Here is a small burnt patch of flooring; here is the tinder
from a little bundle of burnt paper, but not so light as usual, seeming to be steeped in something; and here is—is it the cinder of a small charred and broken log of wood sprinkled with white ashes, or is it coal? O Horror, he
is
here! and this from which we run away, striking out the light and overturning one another into the street, is all that represents him.

Help, help, help! come into this house for Heaven’s sake!
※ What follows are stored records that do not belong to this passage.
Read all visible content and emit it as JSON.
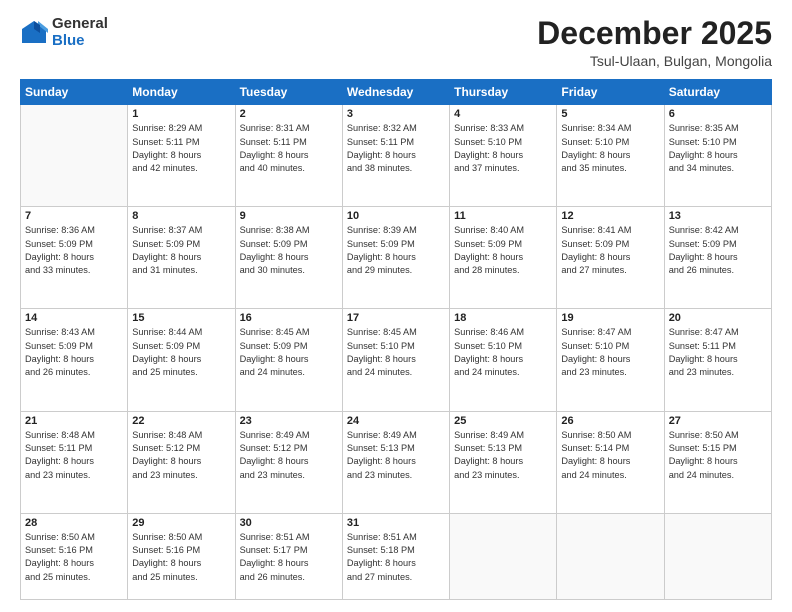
{
  "logo": {
    "general": "General",
    "blue": "Blue"
  },
  "header": {
    "month": "December 2025",
    "location": "Tsul-Ulaan, Bulgan, Mongolia"
  },
  "days_of_week": [
    "Sunday",
    "Monday",
    "Tuesday",
    "Wednesday",
    "Thursday",
    "Friday",
    "Saturday"
  ],
  "weeks": [
    [
      {
        "day": "",
        "info": ""
      },
      {
        "day": "1",
        "info": "Sunrise: 8:29 AM\nSunset: 5:11 PM\nDaylight: 8 hours\nand 42 minutes."
      },
      {
        "day": "2",
        "info": "Sunrise: 8:31 AM\nSunset: 5:11 PM\nDaylight: 8 hours\nand 40 minutes."
      },
      {
        "day": "3",
        "info": "Sunrise: 8:32 AM\nSunset: 5:11 PM\nDaylight: 8 hours\nand 38 minutes."
      },
      {
        "day": "4",
        "info": "Sunrise: 8:33 AM\nSunset: 5:10 PM\nDaylight: 8 hours\nand 37 minutes."
      },
      {
        "day": "5",
        "info": "Sunrise: 8:34 AM\nSunset: 5:10 PM\nDaylight: 8 hours\nand 35 minutes."
      },
      {
        "day": "6",
        "info": "Sunrise: 8:35 AM\nSunset: 5:10 PM\nDaylight: 8 hours\nand 34 minutes."
      }
    ],
    [
      {
        "day": "7",
        "info": "Sunrise: 8:36 AM\nSunset: 5:09 PM\nDaylight: 8 hours\nand 33 minutes."
      },
      {
        "day": "8",
        "info": "Sunrise: 8:37 AM\nSunset: 5:09 PM\nDaylight: 8 hours\nand 31 minutes."
      },
      {
        "day": "9",
        "info": "Sunrise: 8:38 AM\nSunset: 5:09 PM\nDaylight: 8 hours\nand 30 minutes."
      },
      {
        "day": "10",
        "info": "Sunrise: 8:39 AM\nSunset: 5:09 PM\nDaylight: 8 hours\nand 29 minutes."
      },
      {
        "day": "11",
        "info": "Sunrise: 8:40 AM\nSunset: 5:09 PM\nDaylight: 8 hours\nand 28 minutes."
      },
      {
        "day": "12",
        "info": "Sunrise: 8:41 AM\nSunset: 5:09 PM\nDaylight: 8 hours\nand 27 minutes."
      },
      {
        "day": "13",
        "info": "Sunrise: 8:42 AM\nSunset: 5:09 PM\nDaylight: 8 hours\nand 26 minutes."
      }
    ],
    [
      {
        "day": "14",
        "info": "Sunrise: 8:43 AM\nSunset: 5:09 PM\nDaylight: 8 hours\nand 26 minutes."
      },
      {
        "day": "15",
        "info": "Sunrise: 8:44 AM\nSunset: 5:09 PM\nDaylight: 8 hours\nand 25 minutes."
      },
      {
        "day": "16",
        "info": "Sunrise: 8:45 AM\nSunset: 5:09 PM\nDaylight: 8 hours\nand 24 minutes."
      },
      {
        "day": "17",
        "info": "Sunrise: 8:45 AM\nSunset: 5:10 PM\nDaylight: 8 hours\nand 24 minutes."
      },
      {
        "day": "18",
        "info": "Sunrise: 8:46 AM\nSunset: 5:10 PM\nDaylight: 8 hours\nand 24 minutes."
      },
      {
        "day": "19",
        "info": "Sunrise: 8:47 AM\nSunset: 5:10 PM\nDaylight: 8 hours\nand 23 minutes."
      },
      {
        "day": "20",
        "info": "Sunrise: 8:47 AM\nSunset: 5:11 PM\nDaylight: 8 hours\nand 23 minutes."
      }
    ],
    [
      {
        "day": "21",
        "info": "Sunrise: 8:48 AM\nSunset: 5:11 PM\nDaylight: 8 hours\nand 23 minutes."
      },
      {
        "day": "22",
        "info": "Sunrise: 8:48 AM\nSunset: 5:12 PM\nDaylight: 8 hours\nand 23 minutes."
      },
      {
        "day": "23",
        "info": "Sunrise: 8:49 AM\nSunset: 5:12 PM\nDaylight: 8 hours\nand 23 minutes."
      },
      {
        "day": "24",
        "info": "Sunrise: 8:49 AM\nSunset: 5:13 PM\nDaylight: 8 hours\nand 23 minutes."
      },
      {
        "day": "25",
        "info": "Sunrise: 8:49 AM\nSunset: 5:13 PM\nDaylight: 8 hours\nand 23 minutes."
      },
      {
        "day": "26",
        "info": "Sunrise: 8:50 AM\nSunset: 5:14 PM\nDaylight: 8 hours\nand 24 minutes."
      },
      {
        "day": "27",
        "info": "Sunrise: 8:50 AM\nSunset: 5:15 PM\nDaylight: 8 hours\nand 24 minutes."
      }
    ],
    [
      {
        "day": "28",
        "info": "Sunrise: 8:50 AM\nSunset: 5:16 PM\nDaylight: 8 hours\nand 25 minutes."
      },
      {
        "day": "29",
        "info": "Sunrise: 8:50 AM\nSunset: 5:16 PM\nDaylight: 8 hours\nand 25 minutes."
      },
      {
        "day": "30",
        "info": "Sunrise: 8:51 AM\nSunset: 5:17 PM\nDaylight: 8 hours\nand 26 minutes."
      },
      {
        "day": "31",
        "info": "Sunrise: 8:51 AM\nSunset: 5:18 PM\nDaylight: 8 hours\nand 27 minutes."
      },
      {
        "day": "",
        "info": ""
      },
      {
        "day": "",
        "info": ""
      },
      {
        "day": "",
        "info": ""
      }
    ]
  ]
}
Plenty will come in, but none can help. The Lord Chancellor of that Court, true to his title in his last act, has died the death of all Lord Chancellors in all Courts, and of all authorities in all places under all names soever, where false pretences are made, and where injustice is done. Call the death by any name Your Highness will, attribute it to whom you will, or say it might have been prevented how you will, it is the same death eternally—inborn, inbred, engendered in the corrupted humours of the vicious body itself, and that only—Spontaneous Combustion, and none other of all the deaths that can be died.

*

CHAPTER 33

INTERLOPERS

N
ow do those two gentlemen not very neat about the cuffs and buttons who attended the last Coroner’s Inquest at the Sol’s Arms, reappear in the precincts with surprising swiftness (being, in fact, breathlessly fetched by the active and intelligent beadle), and institute perquisitions through the court, and dive into the Sol’s parlour, and write with ravenous little pens on tissue-paper. Now do they note down, in the watches of the night, how the neighbourhood of Chancery Lane was yesterday, at about midnight, thrown into a state of the most
intense agitation and excitement by the following alarming and horrible discovery. Now do they set forth how it will doubtless be remembered, that some time back a painful sensation was created in the public mind, by a case of mysterious death from opium occurring in the first floor of the house occupied as a rag, bottle, and general marine store shop, by an eccentric individual of intemperate habits, far advanced in life, named Krook; and how, by a remarkable coincidence, Krook was examined at the Inquest, which it may be recalled was held on that occasion at the Sol’s Arms, a well-conducted tavern, immediately adjoining the premises in question on the west side, and licensed to a highly respectable landlord, Mr. James George Bogsby. Now do they show (in as many words as possible), how during some hours of yesterday evening a very peculiar smell was observed by the inhabitants of the court, in which the tragical occurrence which forms the subject of that present account transpired; and which odour was at one time so powerful, that Mr. Swills, a comic vocalist, professionally engaged by Mr. J. G. Bogsby, has himself stated to our reporter that he mentioned to Miss M. Melvilleson, a lady of some pretensions to musical ability, likewise engaged by Mr. J. G. Bogsby to sing a series of concerts called Harmonic Assemblies or Meetings, which it would appear are held at the Sol’s Arms, under Mr. Bogsby’s direction, pursuant to the Act of George the Second, that he (Mr. Swills) found his voice seriously affected by the impure state of the atmosphere; his jocose expression, at the time, being, “that he was like an empty post-office, for he hadn’t a single note in him.” How this account of Mr. Swills is entirely corroborated by two intelligent married females residing in the same court, and known respectively by the names of Mrs. Piper and Mrs. Perkins; both of whom observed the foetid effluvia, and regarded them as being emitted from the premises in the occupation of Krook, the unfortunate deceased. All this and a great deal more, the two gentlemen, who have formed an amicable partnership in the melancholy catastrophe, write down on the spot; and the boy population of the court (out of bed in a moment) swarm up the shutters of the Sol’s Arms parlour, to behold the tops of their heads while they are about it.